David has taught studio, writing, and pre-service teachers at Concordia in various capacities since 2017, and studio arts to kids, teens, and adults in community settings in Montreal and Nova Scotia since 2015. His teaching style adopts principles of critical pedagogy and Universal Design for Learning (UDL) to foster inclusive learning environments that prioritize inductive discovery and self-advocacy. As an artist, he has shown at numerous galleries and artist-run centres across Canada. His work focuses on 2D landscape painting practices, applying the principles and approaches to landscape painting to the built environment of the city, with his most recent solo exhibition Et pourtant, ça bouge examining architectures that no longer serve their initial functions that are nevertheless preserved for their deeper symbolic meanings.
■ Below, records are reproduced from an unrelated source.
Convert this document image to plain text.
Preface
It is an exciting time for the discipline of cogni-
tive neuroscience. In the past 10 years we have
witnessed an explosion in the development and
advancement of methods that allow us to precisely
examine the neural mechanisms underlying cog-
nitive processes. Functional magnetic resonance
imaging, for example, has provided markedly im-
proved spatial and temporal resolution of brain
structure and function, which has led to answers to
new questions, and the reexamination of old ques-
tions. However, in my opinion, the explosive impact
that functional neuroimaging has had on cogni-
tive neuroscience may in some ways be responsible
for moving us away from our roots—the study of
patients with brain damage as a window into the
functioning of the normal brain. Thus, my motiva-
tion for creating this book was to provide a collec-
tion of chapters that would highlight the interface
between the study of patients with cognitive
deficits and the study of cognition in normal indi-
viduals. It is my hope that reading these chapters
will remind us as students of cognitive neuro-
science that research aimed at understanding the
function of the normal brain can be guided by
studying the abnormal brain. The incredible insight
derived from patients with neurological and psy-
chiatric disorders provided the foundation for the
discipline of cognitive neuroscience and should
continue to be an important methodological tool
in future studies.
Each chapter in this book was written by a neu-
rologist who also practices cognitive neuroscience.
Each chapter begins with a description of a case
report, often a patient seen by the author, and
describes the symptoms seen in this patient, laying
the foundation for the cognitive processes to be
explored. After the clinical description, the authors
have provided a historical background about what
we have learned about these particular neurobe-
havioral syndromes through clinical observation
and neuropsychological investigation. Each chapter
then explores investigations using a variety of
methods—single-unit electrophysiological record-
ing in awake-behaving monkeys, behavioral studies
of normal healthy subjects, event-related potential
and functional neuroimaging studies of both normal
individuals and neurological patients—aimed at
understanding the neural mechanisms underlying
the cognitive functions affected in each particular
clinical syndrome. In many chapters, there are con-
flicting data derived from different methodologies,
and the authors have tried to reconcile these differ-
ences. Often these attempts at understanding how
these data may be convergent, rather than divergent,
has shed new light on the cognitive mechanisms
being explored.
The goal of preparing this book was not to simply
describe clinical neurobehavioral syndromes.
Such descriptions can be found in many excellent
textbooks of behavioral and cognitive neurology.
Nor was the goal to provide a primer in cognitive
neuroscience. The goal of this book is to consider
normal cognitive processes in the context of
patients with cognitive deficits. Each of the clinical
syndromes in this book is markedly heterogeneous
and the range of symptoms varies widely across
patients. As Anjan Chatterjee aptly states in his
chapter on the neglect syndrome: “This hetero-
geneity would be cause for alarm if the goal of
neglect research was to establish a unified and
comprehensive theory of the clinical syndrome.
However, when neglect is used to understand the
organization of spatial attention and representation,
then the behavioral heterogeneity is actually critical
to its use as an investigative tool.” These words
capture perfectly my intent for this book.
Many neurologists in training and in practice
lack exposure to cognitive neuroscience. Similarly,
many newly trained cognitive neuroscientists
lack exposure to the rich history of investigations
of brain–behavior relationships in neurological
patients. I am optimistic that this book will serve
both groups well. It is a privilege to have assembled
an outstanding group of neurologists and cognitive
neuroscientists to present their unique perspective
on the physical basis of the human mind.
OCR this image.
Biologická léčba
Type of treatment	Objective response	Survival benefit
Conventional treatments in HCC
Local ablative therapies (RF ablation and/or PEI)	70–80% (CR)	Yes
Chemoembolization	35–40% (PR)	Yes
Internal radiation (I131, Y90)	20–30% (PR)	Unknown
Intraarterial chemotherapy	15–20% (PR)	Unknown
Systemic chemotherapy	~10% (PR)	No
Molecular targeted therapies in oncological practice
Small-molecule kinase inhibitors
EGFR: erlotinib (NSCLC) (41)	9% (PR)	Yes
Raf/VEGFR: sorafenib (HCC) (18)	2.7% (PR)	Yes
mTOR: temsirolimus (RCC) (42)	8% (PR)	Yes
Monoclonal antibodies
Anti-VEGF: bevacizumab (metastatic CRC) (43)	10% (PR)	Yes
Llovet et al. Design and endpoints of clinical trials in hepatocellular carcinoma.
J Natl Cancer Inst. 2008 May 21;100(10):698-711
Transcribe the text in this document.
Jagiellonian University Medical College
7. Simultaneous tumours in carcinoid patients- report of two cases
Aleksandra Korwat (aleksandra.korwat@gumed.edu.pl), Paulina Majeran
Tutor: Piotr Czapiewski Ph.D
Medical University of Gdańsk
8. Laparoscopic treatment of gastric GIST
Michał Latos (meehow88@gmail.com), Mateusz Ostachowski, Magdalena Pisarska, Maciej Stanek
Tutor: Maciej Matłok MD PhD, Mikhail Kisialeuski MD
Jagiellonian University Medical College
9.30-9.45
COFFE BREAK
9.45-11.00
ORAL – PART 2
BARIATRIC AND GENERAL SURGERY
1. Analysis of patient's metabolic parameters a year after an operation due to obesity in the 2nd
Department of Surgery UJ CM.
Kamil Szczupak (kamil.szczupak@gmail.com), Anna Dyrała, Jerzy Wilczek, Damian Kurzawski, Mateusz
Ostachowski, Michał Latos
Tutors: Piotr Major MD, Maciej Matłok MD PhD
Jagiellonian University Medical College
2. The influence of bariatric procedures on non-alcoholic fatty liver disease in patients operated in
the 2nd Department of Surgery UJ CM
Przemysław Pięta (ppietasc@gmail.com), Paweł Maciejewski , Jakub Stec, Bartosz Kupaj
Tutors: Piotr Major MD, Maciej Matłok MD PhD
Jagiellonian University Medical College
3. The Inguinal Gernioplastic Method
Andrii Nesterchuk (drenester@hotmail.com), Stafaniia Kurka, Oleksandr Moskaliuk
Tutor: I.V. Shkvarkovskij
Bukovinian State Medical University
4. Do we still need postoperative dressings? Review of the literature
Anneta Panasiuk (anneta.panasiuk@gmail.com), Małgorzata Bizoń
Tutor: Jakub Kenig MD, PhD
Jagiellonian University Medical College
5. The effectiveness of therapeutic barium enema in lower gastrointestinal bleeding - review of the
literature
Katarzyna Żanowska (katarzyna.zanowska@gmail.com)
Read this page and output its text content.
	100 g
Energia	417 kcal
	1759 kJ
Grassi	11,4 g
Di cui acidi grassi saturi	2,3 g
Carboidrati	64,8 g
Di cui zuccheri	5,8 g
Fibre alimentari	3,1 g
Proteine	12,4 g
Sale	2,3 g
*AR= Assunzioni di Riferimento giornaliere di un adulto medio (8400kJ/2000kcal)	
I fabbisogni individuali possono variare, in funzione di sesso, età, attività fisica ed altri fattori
Presently, he makes paintings of dogs and plein-air landscape paintings in the city. He is being represented by Atelier-galerie LaChapelle in Bromont, Québec.
David has published nationally and internationally in books such as Arts Education: A Global Affair (2023) and Disruption and Convergence (Forthcoming 2024), and in journals such as The International Journal of Education through the Arts (IJETA), Canadian Art Teacher (CAT), and with the Architecture Media Politics Society (AMPS) research network. His dissertation project called Landscape as Method and Model (Forthcoming August 2024) examines the changing landscape of Montreal’s Sud-Ouest through a personal painting-as-research-creation project and a community-based research-creation project which invited participants to make their own works of arts-based research. His recent major publications include: ‘Meaning and Making: Laying the Groundwork for Community-Based Research-Creation’ in the journal LEARNing Landscapes (2023), which articulates a method for conjoining oral history approaches, ethics, and frameworks to community artmaking; A three-contribution arc with Pakistan-based artist and professor Rabeya Jalil on the role of painting and pedagogy as research titled ‘What Does it Mean to Paint in the 2020s: A Practice-Led Model for Painters,’ ‘How to Paint a Dog: Reflections and Reservations on a Visual Commonality,' and 'Painters and Their Places: Toward a Dialectical Understanding of Personal and Community Painting Practices’ in Disruption and Convergence (Forthcoming from Brill Publishing in June 2024); And ‘Analyzing ‘Easel Painting’ in the Expanded Field of Research-Creation’ forthcoming in Arts-Research International that examines the role and place of painting and other fine-arts mediums in emerging discourses of arts-based research.
David has current and planned collaborations and partnerships with the Center for Interdisciplinary Research on the City of Montreal (CIRM) at McGill, Ross Creek Centre for the Arts in Nova Scotia, the Nova Scotia College of Art and Design (NSCAD) Drawing Lab, and the Pointe-Saint-Charles Art School. He co-founded the Shortcuts for Teachers Artists Collective (STAC) to study the efficacy of fine-arts teaching methods and approaches across academic contexts, which brings together elementary, secondary, post-secondary, community, and museum educators. He is a member of the Center for Oral History at Concordia, the Canadian Society for Education through the Arts (CSEA), and the National Art Education Association (NAEA). He presently serves on the board of directors of Bâtiment 7, a 90,000-square-foot grassroots development project in Pointe-Saint-Charles, and on the board of the Pointe-Saint-Charles Art School.